UNDERSTANDING NATURAL SYSTEMS
Coolidge Corner School also on an urban site, has an elaborate rain garden that abuts the cafeteria windows. The rain garden is part of the site’s storm drainage system, but it is also an active teaching tool both inside and outside of the school.
The kids can put their noses up against window and look at what the rain garden is doing. While it’s downpouring you can see the water collecting and cascading, gathering in stone.
Pip Lewis, AIA, Principal
Even when they can’t be outside, students still can see the rain garden system and better understand the process of stormwater runoff and infiltration. The rain garden is one component of the school’s varied natural areas, which include a planting zone, outdoor classrooms, pollinator garden, and boardwalk all constructed of natural materials and all integrated into the school’s curriculum.
BIOPHILIC DESIGN
Whether or not there is a strong connection to nature at the site, we also incorporate design elements that take cues from nature into schools. The Woodland Elementary School has a wooded site with wetlands. We took context as inspiration and designed the school to reflect the students’ immediate ecosystem. The lowest floor is terrestrial, the second floor is canopy level, and the third floor is clouds and sky.
Natural materials, like wood and local stone, inside and outside help create another layer of connection to nature. An outdoor classroom is carved into the site overlooking the wetlands and every classroom has a special bay window with a window seat for looking out at the trees.

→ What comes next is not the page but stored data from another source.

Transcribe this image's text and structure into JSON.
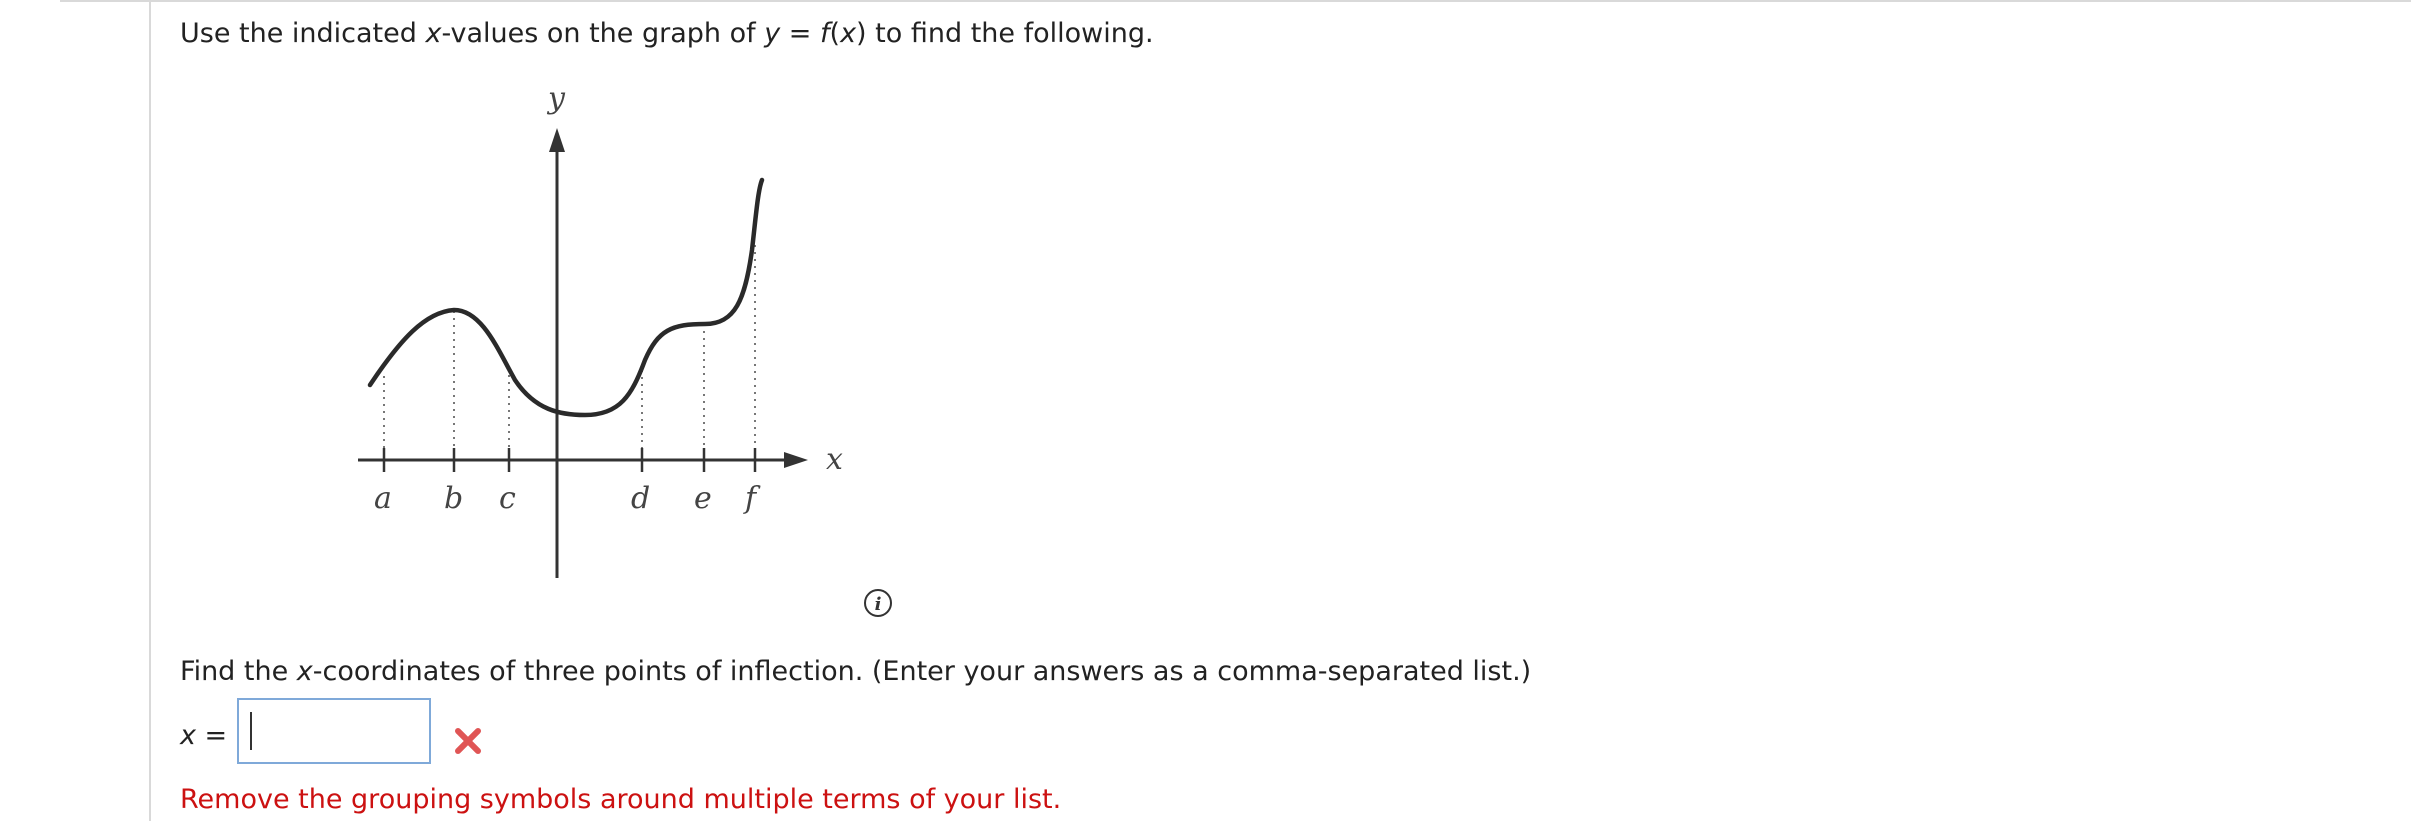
{
  "question": {
    "p1": "Use the indicated ",
    "x": "x",
    "p2": "-values on the graph of ",
    "y": "y",
    "eq": " = ",
    "f": "f",
    "p3": "(",
    "xx": "x",
    "p4": ") to find the following."
  },
  "graph": {
    "axis_y": "y",
    "axis_x": "x",
    "tick_labels": [
      "a",
      "b",
      "c",
      "d",
      "e",
      "f"
    ]
  },
  "info_icon": "info-icon",
  "prompt": {
    "p1": "Find the ",
    "x": "x",
    "p2": "-coordinates of three points of inflection. (Enter your answers as a comma-separated list.)"
  },
  "answer": {
    "label": "x =",
    "value": "",
    "placeholder": ""
  },
  "status_icon": "x-mark-icon",
  "error_message": "Remove the grouping symbols around multiple terms of your list.",
  "colors": {
    "error": "#cc1111",
    "wrong_mark": "#e05555",
    "input_border": "#7fa9d9"
  }
}
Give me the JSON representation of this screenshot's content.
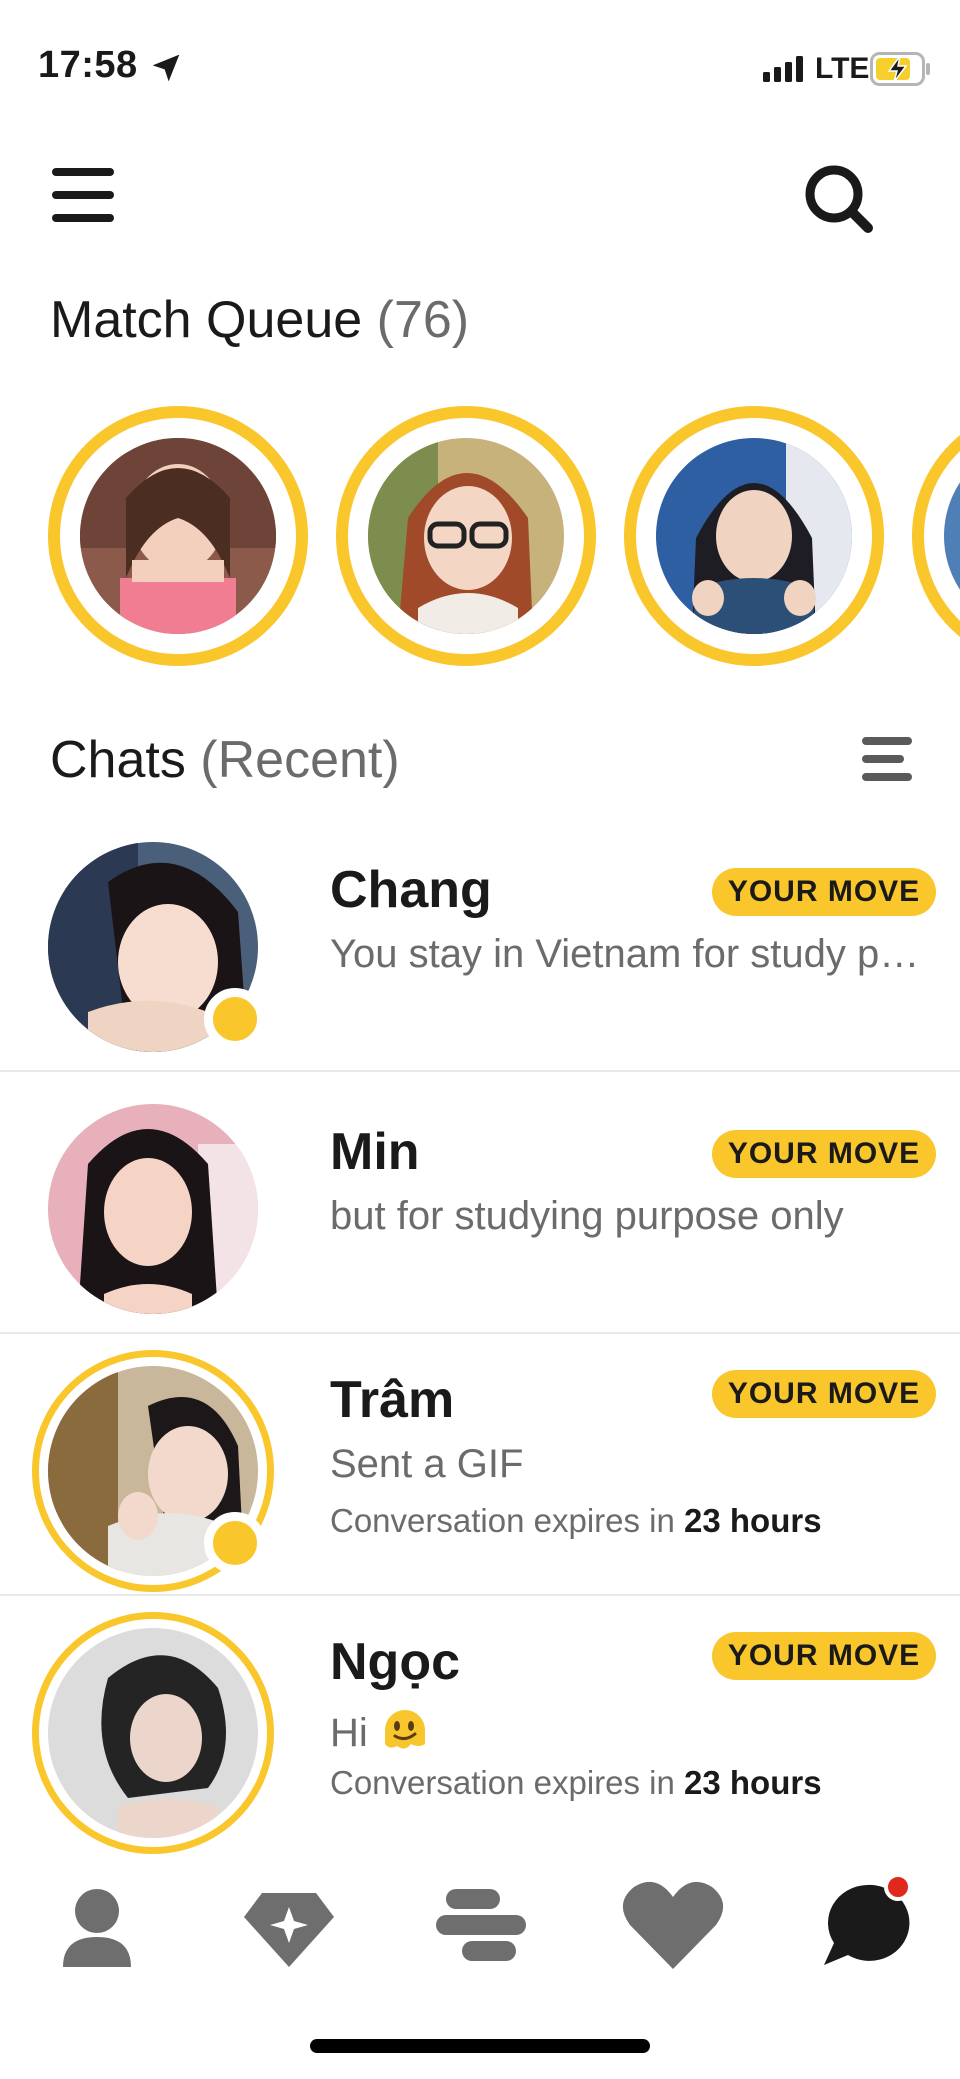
{
  "status_bar": {
    "time": "17:58",
    "network": "LTE",
    "icons": [
      "location-arrow-icon",
      "signal-icon",
      "battery-charging-icon"
    ]
  },
  "header": {
    "icons": [
      "hamburger-menu-icon",
      "search-icon"
    ]
  },
  "match_queue": {
    "title": "Match Queue",
    "count": "(76)",
    "ring_color": "#f9c62b",
    "items": [
      {
        "avatar": "match-avatar-1"
      },
      {
        "avatar": "match-avatar-2"
      },
      {
        "avatar": "match-avatar-3"
      },
      {
        "avatar": "match-avatar-4"
      }
    ]
  },
  "chats": {
    "title": "Chats",
    "filter": "(Recent)",
    "sort_icon": "sort-icon",
    "items": [
      {
        "name": "Chang",
        "badge": "YOUR MOVE",
        "preview": "You stay in Vietnam for study purpose"
      },
      {
        "name": "Min",
        "badge": "YOUR MOVE",
        "preview": "but for studying purpose only"
      },
      {
        "name": "Trâm",
        "badge": "YOUR MOVE",
        "preview": "Sent a GIF",
        "expiry_prefix": "Conversation expires in",
        "expiry_value": "23 hours"
      },
      {
        "name": "Ngọc",
        "badge": "YOUR MOVE",
        "preview": "Hi",
        "preview_emoji": "melting-face-emoji",
        "expiry_prefix": "Conversation expires in",
        "expiry_value": "23 hours"
      }
    ]
  },
  "bottom_nav": {
    "items": [
      "profile-icon",
      "premium-diamond-icon",
      "discover-icon",
      "likes-heart-icon",
      "chat-bubble-icon"
    ],
    "active": "chat-bubble-icon",
    "notification_color": "#e0291c"
  },
  "colors": {
    "accent": "#f9c62b",
    "text": "#1a1a1a",
    "muted": "#6b6b6b",
    "nav_icon": "#6e6e6e"
  }
}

WHAT WILL THE FUTURE LOOK LIKE?
We’re designing more and more learning spaces that allow students and educators to easily transition from indoors to outdoors. We’ve found that educators are much more likely to use outdoor space when that transition is easy. As research confirms the importance of bringing students close to nature the demand for these types of spaces is rising.
While creating strong connections to nature students and teachers also need to feel safe. Today a major concern in school design is security and control, so balancing planning security with a sense of openness is critical.
We’re incorporating lots of visual connections, so people can see what’s going on, and we try not to build fortresses. We want teachers and students to feel safe, but not locked in.
Lori Cowles, AIA, Principal
We are careful and creative in how we balance the outdoor connections with the safety concerns. The Arlington High School will have a green roof, and the Bristol County Agricultural High School will also have an accessible green roof with a weather station. We think that schools of the future will carve out more of those spaces providing access to nature in a very safe context.

Students can grow things, dig, climb, but also just look at nature. We’re bringing the natural elements as close to the building as possible.
Pip Lewis, AIA, Principal
Human beings evolved as part of nature. Is it a surprise that children learn better when they are close to or actively engaged with nature? As a firm we are committed to doing everything we can to strengthen children’s connections to nature through our schools and their sites.